- Location: Spencer Gulf, South Australia
- Coordinates: 32°59′13″S 137°38′45″E﻿ / ﻿32.98694°S 137.64583°E
- Type: Bay
- Basin countries: Australia

= False Bay, South Australia =

The False Bay is an 11 km wide south-southeasterly facing bay in South Australia's upper Spencer Gulf region. It extends from the Whyalla steelworks at the southern end to Black Point at the eastern end. It features very wide, low gradient tidal, sand and salt flats which are up to 7 km wide. Five very low energy, rarely visited beaches are accessible to the public.
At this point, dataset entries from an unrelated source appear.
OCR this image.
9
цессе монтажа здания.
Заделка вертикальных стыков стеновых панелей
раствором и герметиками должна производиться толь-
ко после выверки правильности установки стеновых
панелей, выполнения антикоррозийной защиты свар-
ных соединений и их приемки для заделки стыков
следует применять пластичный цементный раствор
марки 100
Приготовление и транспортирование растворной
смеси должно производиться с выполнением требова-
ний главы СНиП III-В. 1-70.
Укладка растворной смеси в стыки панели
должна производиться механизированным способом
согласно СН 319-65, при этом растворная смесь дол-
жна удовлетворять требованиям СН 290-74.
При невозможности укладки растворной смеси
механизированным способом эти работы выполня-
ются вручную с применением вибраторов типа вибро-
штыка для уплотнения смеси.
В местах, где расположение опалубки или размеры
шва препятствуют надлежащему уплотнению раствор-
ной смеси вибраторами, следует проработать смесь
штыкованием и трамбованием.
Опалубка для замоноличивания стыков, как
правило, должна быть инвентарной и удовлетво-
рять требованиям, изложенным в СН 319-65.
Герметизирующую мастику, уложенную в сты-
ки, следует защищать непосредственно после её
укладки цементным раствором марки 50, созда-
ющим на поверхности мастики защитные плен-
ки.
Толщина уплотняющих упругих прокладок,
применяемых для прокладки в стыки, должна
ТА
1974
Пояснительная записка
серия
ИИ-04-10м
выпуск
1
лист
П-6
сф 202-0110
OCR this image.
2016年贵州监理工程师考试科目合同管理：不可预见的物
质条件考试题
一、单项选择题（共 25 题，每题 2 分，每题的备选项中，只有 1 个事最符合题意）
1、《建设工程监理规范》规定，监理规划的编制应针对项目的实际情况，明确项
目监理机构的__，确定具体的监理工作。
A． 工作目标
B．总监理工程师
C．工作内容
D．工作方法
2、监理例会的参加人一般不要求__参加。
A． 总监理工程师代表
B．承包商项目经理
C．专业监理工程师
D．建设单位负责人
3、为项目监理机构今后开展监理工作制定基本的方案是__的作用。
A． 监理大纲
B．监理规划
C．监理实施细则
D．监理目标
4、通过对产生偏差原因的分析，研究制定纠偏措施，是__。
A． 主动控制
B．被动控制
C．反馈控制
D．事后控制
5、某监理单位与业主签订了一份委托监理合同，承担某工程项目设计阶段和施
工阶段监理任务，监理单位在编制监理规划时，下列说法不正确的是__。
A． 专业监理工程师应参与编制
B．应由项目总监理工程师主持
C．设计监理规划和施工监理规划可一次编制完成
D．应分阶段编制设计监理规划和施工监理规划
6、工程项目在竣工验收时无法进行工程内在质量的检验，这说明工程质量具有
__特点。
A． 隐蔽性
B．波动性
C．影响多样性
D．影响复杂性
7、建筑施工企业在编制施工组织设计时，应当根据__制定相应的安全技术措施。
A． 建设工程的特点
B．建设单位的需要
The two boundary beaches are accessible by vehicles from the Port Bonython Road while the central three are surrounded by salt and tidal flats and tidal creeks. False Bay's beaches are not patrolled but are rated among the state's least hazardous.

== Location and features ==

False Bay is a favored spot for windsurfing and is described by local club members as a great onshore jump haven. The waves are consistently larger than those occurring in Adelaide coastal waters and the winds are often strong with winter northerlies providing prime conditions. False Bay is best sailed from the far eastern corner.

There is a total ban on the taking of cephalopods (cuttlefish, squid and octopus) in the waters of False Bay. The closure was created to protect the annual breeding aggregation of Sepia apama which occurs in the area and on adjacent rocky reefs at Whyalla and towards Point Lowly.